Out-of-spec measurements

Having an accurate pattern spec and measuring the garment are crucial pre-requisites to identifying any cut issue. If the sewing all looks neat and the seams and hems are all as requested in the tech pack, but the garment measures out of spec, this points towards a cutting issue. 

Marker deviations

If you have the opportunity to see the cut marker, that will tell you a lot. If the piece’s cut lines strayed from the marker’s printed lines, there is the issue. 

Torque or shrink

Some aspects of cutting issues are really fabric spreading issues. The actual cutting might be precise, but the problem was with how the fabric was laid out prior to cutting. If your garment is torqued or twisting, this means either the fabric was spread crooked or the pattern pieces weren’t laid out straight along the grainline. (It could also be due to a cheaply made fabric, so check the roll too.) If you are using a knit fabric and the garment is measuring wide, but short, this signals that the fabric was stretched too much during spreading or wasn’t rested before it was cut. 

Scale

Another kind of cutting-related issue is problems with the marker. If the marker was printed at the wrong scale or with an uncalibrated plotter, your whole garment is thrown off. To see if this is the cause, check the cut up marker pieces against the pattern spec to see if the scale is different. I recommend always including a 10” by 10” square in digital files and on printed patterns so you or your factory can confirm the correct scale before cutting any garments.

Inconsistent measurements

Inconsistency in measurements across multiple garments when the sewing quality is good also points to a cutting issue. Inconsistent issues are the hardest type to identify and correct.

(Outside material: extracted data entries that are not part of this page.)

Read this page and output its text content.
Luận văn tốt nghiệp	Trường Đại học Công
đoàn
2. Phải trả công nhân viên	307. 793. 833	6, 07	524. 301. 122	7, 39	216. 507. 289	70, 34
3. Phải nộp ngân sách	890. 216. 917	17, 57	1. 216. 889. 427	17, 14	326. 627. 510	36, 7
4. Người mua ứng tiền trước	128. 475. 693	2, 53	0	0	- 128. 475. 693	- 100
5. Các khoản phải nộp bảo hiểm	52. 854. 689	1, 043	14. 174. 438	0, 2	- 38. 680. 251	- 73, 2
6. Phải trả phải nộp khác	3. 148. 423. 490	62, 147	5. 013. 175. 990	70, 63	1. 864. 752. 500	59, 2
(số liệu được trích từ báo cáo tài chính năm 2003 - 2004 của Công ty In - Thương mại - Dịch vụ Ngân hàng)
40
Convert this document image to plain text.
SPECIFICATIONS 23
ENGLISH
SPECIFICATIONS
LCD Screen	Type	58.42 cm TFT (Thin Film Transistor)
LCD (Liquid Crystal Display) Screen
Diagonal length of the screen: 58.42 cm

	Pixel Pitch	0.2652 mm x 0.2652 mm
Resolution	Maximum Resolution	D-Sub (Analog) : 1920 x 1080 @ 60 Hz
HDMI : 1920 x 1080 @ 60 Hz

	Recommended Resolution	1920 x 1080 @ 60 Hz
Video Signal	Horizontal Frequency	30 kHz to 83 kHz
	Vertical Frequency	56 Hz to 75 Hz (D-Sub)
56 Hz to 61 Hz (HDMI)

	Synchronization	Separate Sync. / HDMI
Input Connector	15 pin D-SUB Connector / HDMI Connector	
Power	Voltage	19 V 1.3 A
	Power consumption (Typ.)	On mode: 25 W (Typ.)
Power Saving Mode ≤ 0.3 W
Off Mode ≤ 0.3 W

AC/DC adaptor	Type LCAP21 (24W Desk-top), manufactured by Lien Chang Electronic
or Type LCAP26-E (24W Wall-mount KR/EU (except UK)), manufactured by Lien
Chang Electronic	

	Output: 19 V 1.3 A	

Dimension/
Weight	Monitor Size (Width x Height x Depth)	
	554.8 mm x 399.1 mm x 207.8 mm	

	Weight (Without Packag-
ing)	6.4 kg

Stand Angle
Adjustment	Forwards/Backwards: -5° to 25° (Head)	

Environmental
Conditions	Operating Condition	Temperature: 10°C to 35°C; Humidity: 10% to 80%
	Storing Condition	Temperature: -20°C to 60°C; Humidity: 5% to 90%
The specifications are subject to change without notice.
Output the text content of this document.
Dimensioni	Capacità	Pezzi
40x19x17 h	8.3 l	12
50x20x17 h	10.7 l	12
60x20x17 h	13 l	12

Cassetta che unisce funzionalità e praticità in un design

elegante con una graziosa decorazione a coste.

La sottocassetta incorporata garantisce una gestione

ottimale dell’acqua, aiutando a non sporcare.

Indicators of a pattern issue

If the sewing and cutting look good and the garment meets the spec, but it still doesn’t fit, this means it is a pattern issue. 

Problem symmetry

As mentioned above, patterns are created for half a symmetric design. Therefore, if there is an issue with the pattern, the problem will show up equally on both sides of the garment. If it is showing up on both sides, but unequally, it is likely a pattern issue along with something else.

Factory feedback

If your factory or samplemaker comes to you with concerns or issues in sewing, you’ll want to take a look at the pattern and make adjustments. The factory might need a different seam allowance for their machinery or the sewers may request a different notch placement to help them sew more accurately. 

Impractical construction

Part of the sampling process is testing whether the theory and intention of the design work in practice. The pattern needs to be made with the fabric and appropriate construction in mind. If not, no amount of good cutting and sewing can compensate. Sometimes a construction is worth trying, but it might not end up being feasible for bulk production. In this case, the pattern needs to be adjusted to fix or prevent any issues.

There are lots of pieces and processes that go into creating well made and well fitting garments. When an issue arises, it is helpful to comb through each major step — sewing, cutting, and pattern – to find the root cause and correct it.